Pourquoi cette demande ? Il faut savoir que la Corse est déjà la seule région française de métropole, à être dotée de la clause de compétence générale… à laquelle manque cruellement ce pouvoir de s’adapter logiquement, et au fil du temps, aux données extrêmement changeantes de la réalité économique.

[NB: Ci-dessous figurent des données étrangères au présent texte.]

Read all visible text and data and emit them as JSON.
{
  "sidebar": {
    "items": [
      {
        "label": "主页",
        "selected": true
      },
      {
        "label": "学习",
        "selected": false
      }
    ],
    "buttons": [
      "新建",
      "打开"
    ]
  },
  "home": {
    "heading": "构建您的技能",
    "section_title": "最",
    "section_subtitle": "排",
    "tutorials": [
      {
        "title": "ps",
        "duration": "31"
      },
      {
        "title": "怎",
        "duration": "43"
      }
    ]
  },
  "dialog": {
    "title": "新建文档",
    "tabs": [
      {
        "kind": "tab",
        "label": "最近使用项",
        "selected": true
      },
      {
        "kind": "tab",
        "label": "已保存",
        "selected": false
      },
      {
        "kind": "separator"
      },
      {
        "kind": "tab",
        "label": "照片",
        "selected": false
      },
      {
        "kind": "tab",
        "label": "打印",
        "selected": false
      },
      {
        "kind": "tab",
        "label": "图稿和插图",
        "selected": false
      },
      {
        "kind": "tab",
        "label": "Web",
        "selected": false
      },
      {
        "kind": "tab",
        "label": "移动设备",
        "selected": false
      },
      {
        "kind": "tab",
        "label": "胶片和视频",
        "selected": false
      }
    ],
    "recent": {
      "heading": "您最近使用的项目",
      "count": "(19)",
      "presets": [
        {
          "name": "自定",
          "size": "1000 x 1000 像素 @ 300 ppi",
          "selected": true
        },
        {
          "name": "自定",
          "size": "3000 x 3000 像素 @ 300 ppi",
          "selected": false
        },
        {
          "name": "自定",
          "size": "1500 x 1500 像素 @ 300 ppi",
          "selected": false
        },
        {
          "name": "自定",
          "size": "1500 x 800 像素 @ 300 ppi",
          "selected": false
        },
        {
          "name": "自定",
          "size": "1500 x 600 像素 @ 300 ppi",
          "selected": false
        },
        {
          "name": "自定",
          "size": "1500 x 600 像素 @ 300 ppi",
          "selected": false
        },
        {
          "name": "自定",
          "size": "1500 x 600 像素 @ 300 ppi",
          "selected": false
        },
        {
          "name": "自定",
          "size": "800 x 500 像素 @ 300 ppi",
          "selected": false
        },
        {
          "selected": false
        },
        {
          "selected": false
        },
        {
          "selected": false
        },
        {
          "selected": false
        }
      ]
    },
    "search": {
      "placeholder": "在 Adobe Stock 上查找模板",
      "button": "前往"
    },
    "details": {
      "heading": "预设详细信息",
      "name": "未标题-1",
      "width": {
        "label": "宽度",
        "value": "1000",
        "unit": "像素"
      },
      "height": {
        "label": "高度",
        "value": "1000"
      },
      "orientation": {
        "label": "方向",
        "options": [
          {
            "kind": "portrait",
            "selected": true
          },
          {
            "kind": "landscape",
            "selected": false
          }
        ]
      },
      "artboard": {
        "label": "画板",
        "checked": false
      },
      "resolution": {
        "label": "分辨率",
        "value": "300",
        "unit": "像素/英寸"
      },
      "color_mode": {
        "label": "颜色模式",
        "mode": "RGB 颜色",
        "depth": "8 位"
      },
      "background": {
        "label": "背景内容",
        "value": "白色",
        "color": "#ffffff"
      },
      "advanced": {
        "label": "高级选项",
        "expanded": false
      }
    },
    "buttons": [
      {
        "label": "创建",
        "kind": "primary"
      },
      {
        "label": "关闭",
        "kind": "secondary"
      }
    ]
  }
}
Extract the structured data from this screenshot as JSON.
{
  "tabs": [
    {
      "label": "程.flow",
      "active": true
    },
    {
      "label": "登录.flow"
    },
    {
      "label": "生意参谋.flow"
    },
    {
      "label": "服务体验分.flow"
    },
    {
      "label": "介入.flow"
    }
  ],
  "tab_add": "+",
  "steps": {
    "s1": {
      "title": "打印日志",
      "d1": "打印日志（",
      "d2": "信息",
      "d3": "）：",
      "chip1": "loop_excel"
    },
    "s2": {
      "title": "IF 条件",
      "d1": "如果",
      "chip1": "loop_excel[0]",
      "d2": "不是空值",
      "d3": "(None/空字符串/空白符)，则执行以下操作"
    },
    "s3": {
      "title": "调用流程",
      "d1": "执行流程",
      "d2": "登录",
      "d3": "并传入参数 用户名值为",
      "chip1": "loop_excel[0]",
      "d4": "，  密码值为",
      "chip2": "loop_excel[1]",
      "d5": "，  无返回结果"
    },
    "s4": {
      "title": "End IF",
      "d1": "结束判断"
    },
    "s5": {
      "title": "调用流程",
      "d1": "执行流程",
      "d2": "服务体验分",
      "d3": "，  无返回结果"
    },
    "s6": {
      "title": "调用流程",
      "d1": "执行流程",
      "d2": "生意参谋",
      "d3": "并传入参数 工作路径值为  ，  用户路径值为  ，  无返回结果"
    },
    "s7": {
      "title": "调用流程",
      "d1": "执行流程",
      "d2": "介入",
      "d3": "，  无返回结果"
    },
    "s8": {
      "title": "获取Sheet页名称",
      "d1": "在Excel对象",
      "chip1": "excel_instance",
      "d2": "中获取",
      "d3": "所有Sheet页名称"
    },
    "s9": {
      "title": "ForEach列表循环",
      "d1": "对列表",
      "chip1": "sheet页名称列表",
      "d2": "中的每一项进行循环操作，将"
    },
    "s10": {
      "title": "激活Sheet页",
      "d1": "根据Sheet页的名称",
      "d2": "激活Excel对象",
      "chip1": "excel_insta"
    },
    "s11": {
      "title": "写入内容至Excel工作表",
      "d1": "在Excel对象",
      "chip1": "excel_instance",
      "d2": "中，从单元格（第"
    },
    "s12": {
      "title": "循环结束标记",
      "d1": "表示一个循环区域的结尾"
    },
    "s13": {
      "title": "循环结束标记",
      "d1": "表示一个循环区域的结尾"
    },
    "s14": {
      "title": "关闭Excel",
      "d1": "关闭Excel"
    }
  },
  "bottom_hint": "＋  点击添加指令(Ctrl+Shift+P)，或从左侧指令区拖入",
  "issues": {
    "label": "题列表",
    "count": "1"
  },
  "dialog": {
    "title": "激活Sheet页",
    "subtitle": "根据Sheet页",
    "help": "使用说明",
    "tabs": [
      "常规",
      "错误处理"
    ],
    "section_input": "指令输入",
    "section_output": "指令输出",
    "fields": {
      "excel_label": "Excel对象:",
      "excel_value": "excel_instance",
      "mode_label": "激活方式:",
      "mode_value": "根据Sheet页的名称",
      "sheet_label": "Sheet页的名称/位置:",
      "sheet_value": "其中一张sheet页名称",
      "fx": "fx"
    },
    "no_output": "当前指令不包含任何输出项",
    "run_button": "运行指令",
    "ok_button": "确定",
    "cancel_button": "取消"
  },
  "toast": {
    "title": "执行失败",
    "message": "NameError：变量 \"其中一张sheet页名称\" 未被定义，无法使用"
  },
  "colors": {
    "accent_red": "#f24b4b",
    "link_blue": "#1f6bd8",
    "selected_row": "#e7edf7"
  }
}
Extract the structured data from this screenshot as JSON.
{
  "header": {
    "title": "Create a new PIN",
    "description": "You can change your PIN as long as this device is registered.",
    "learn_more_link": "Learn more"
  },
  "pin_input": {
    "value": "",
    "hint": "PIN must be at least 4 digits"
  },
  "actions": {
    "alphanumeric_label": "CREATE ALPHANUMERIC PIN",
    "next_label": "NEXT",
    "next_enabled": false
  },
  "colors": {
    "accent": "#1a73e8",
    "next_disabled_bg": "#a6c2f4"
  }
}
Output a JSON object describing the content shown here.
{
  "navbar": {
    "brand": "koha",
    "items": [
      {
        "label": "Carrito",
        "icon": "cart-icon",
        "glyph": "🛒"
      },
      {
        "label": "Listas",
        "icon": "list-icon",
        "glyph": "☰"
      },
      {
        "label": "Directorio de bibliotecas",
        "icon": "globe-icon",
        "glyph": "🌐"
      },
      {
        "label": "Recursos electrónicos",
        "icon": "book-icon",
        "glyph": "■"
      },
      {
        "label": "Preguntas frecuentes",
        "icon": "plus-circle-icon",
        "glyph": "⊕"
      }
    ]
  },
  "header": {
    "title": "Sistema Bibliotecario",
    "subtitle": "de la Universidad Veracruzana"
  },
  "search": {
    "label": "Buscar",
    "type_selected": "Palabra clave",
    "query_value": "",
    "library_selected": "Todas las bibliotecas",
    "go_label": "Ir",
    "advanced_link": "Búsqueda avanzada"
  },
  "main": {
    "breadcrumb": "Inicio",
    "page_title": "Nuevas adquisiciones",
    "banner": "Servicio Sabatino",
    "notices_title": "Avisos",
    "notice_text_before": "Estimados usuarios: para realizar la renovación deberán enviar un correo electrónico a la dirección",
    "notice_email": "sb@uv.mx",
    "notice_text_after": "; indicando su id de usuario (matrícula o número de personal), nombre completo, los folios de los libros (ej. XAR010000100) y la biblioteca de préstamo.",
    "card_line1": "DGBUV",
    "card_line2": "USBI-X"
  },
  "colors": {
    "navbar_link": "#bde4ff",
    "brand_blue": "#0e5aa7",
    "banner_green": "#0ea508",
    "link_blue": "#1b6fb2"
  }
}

C’est à dire le pouvoir de modifier, en fonction des aléas de l’insularité : la législation et la réglementation  sur le foncier, le patrimoine, la fiscalité etc… Et ainsi créer de nouveaux droits pour les insulaires (comme celui de se soigner dans l'île), de nouveaux mécanismes et politiques publiques, de nouvelles taxes ( dédiées à la gestion par exemple de la pression touristique, des réserves naturelles ou encore les camping-cars). Depuis des décennies la vision jacobine a interdit à la Corse de procéder à ces évolutions pourtant vitales et indispensables. 
Après une séance de délibérations de 12 h quasiment non stop et un vote complexe divisé en 10 sections : Gilles Simeoni Président du Conseil Exécutif de Corse publie l’article (plus les options de l’opposition insulaire Anda per dumani ) tel qu’il sera proposé lors des négociations avec le Premier Ministre lundi prochain à Matignon.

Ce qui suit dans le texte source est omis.